AUTISMO E APPROCCIO DIR

di Giovanni Manzi

Autismo: cenni di definizione
L’autismo è un complesso disturbo dello sviluppo caratterizzato da ritardo mentale, più o meno marcato, problemi nell’interazione sociale, nella comunicazione linguistica e nelle abilità di ordine emotivo, cognitivo, sensoriale e molto spesso anche motorio.
Quasi sempre si osservano anche tutta una serie di comportamenti particolari, per es. il girare su se stessi, allineare oggetti, ripetere parole ascoltate altrove senza una vera intenzione comunicativa, ma occorre tener presente come questi sintomi derivino da problematiche più profonde della relazione, della comunicazione e dell’attività di pensiero. Occorre sempre considerare anche che le abilità e le disabilità specifiche di un soggetto con autismo variano moltissimo a seconda del tipo di autismo in cui rientra: per questa ragione è sempre più esatto e confacente parlare di “disturbo dello spettro autistico”.
La causa dell’autismo, in senso generale, è ancora quasi del tutto sconosciuta; numerosi studi confermano la presenza di fattori genetici, per es., i gemelli monozigoti hanno maggiori probabilità di incappare nel disturbo rispetto agli eterozigoti, storicamente si è ritenuto insomma che siano fattori di natura biologico-genetica a determinare l’insieme dei sintomi riconducibili all’autismo.
È inoltre verosimile credere siano anche coinvolti fattori immunologici, metabolici ed ambientali. La cornice teorica più utile per determinare i fattori causali alla base dell’autismo è sicuramente una cornice integrata, che riconosce come all’origine del disturbo vi siano una molteplicità di fattori interagenti.
I disturbi dello spettro autistico comportano sempre difficoltà nell’entrare in rapporto con gli altri, nello stabilire relazioni interpersonali più o meno profonde, nel comunicare (verbalmente o in altro modo) e nell’organizzare il pensiero. Se le tre abilità di base – creazione di rapporti intimi, partecipazione e scambio di gesti emotivi ed uso delle prime parole o dei primi simboli- non sono presenti o mostrano profonde alterazioni, potrebbe essere necessario prendere in considerazione l’ipotesi che il bambino mostri i segni di un disturbo dello spettro autistico. Il grado di compromissione di queste competenze fondamentali rispetto all’età potrebbe definire il livello di gravità del disturbo stesso.
Esistono anche molte manifestazioni secondarie ma ugualmente importanti per riconoscere l’autismo, tra le più tipiche figura la tendenza alla perseverazione nel riproporre una particolare azione, l’auto- stimolazione (per es. sfregare una parte del corpo contro il muro) e la stereotipia, consistente nel ripetere incessantemente le stesse parole o gli stessi movimenti.

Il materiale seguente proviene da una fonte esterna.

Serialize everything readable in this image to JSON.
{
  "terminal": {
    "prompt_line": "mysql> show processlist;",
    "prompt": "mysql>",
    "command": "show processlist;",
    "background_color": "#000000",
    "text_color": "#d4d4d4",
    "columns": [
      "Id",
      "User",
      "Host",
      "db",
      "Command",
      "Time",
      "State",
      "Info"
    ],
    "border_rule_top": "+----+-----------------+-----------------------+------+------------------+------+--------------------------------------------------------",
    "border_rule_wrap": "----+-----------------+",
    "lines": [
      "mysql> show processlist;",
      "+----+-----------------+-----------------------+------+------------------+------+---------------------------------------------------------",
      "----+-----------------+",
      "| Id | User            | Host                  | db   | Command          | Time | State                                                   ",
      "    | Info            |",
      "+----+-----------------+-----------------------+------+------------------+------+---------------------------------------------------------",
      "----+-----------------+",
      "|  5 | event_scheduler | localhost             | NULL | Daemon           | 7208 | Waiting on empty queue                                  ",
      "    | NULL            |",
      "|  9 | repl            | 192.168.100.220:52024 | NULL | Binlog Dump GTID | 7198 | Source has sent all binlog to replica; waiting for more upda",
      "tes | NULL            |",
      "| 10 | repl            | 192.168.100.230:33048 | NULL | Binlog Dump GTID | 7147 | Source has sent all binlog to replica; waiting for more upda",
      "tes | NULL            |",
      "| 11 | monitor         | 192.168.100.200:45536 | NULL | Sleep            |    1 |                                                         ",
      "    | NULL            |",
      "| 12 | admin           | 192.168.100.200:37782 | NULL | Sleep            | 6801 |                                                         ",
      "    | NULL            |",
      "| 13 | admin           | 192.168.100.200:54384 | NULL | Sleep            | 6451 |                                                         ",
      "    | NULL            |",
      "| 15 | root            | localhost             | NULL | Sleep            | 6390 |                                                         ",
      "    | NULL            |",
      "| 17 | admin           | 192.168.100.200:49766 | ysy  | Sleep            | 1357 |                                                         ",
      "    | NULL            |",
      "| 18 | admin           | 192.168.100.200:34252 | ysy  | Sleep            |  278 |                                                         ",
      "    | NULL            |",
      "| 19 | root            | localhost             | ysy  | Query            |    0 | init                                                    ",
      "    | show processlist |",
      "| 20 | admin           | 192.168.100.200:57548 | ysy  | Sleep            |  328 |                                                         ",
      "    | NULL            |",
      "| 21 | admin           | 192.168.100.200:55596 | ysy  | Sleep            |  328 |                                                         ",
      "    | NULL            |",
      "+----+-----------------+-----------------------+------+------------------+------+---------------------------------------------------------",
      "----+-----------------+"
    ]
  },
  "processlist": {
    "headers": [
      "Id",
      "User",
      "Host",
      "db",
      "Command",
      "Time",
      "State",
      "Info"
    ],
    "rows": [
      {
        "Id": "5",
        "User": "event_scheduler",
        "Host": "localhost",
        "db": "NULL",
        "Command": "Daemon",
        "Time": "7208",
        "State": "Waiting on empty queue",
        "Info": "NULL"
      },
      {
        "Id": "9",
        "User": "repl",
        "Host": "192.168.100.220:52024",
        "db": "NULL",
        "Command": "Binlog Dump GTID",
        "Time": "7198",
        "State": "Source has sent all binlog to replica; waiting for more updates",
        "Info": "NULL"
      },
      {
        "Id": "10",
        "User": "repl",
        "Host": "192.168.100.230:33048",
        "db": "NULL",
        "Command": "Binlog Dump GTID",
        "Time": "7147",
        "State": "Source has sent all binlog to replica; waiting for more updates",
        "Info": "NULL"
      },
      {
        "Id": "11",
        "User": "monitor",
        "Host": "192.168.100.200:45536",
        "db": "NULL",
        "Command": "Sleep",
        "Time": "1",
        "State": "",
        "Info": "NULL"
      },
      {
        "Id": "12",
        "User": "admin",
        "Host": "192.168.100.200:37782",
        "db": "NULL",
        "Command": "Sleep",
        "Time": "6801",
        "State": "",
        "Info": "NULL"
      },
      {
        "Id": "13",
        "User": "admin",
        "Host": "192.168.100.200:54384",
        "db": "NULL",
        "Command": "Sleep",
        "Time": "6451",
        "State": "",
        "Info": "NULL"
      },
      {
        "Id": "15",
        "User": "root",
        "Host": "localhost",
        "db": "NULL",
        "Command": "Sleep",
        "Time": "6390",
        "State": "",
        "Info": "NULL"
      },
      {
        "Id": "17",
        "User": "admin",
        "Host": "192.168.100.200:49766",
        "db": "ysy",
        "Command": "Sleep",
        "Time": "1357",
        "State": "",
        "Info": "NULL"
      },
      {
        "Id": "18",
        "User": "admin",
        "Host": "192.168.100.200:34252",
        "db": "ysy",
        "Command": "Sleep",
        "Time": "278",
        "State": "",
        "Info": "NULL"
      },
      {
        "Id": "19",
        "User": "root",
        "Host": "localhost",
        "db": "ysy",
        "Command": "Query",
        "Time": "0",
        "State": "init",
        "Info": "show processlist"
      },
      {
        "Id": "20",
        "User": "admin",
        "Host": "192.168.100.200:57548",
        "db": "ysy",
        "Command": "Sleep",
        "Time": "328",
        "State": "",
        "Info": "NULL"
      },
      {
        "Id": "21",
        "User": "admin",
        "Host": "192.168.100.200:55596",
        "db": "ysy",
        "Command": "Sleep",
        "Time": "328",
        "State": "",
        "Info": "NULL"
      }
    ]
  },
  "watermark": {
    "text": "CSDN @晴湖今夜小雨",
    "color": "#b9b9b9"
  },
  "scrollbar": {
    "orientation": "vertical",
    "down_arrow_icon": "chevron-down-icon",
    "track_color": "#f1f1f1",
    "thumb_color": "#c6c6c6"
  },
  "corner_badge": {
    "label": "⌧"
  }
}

Sintomi di questo tipo potrebbero indicare la presenza di DSA (Disturbo Spettro Autistico) ma è importantissimo sottolineare come non debbano in nessun caso costituire l’unica base per giungere ad una diagnosi: elemento-chiave per la formulazione di una diagnosi adeguata (e per conoscere i reali problemi della persona) è stabilire il livello di acquisizione delle tre abilità fondamentali accennate in precedenza: una delle cause principali delle numerose diagnosi errate di DSA è sicuramente il tempo insufficiente dedicato ad osservare il bambino mentre interagisce con persone con cui abbia famigliarità.
Un fatto ormai assodato e supportato ampiamente dalla ricerca, nonché dalla più autorevole letteratura scientifica, è che i DSA non devono mai essere considerati disturbi statici, essendo questi eminentemente dinamici e soggetti ad evoluzione nel corso del tempo.
Un tratto (o eventualmente una sindrome) statico è contrassegnato da fissità ed immutabilità: la persona che lo possiede rimarrà così per l’intera durata della propria vita, quali che siano le caratteristiche dell’ambiente, i contesti o le circostanze. I tratti dinamici, legati ad una molteplicità di fattori, sono invece soggetti a modificazione.
Le tre abilità di base di cui si è detto in precedenza costituiscono senza ombra di dubbio processi dinamici, possono cambiare e di fatto cambiano, in misura maggiore per alcuni bambini rispetto ad altri e con alcuni programmi di intervento piuttosto che con altri.
Non c’è unanime accordo sul grado in cui sia possibile influire positivamente su queste abilità, sia a livello generale sia a livello del singolo individuo, ma rimane accertato che le competenze all’interno di queste abilità possano essere modificate in misura rilevante e che la prognosi possa sempre contemplare progressi effettivi.
Quando in un individuo con autismo non si verifica alcun progresso nel tempo, la causa risiede sempre nella mancanza di un adeguato piano di intervento che integri sapientemente l’ambito famigliare, quello scolastico e quello più prettamente terapeutico.
Più che cercare di predire i progressi del bambino facendo riferimento a criteri diagnostici rigidi è quindi sempre una scelta migliore adoperarsi al fine di predisporre un programma di intervento ottimale per poi osservare il soggetto imparare e sentirsi gratificato per i progressi ottenuti.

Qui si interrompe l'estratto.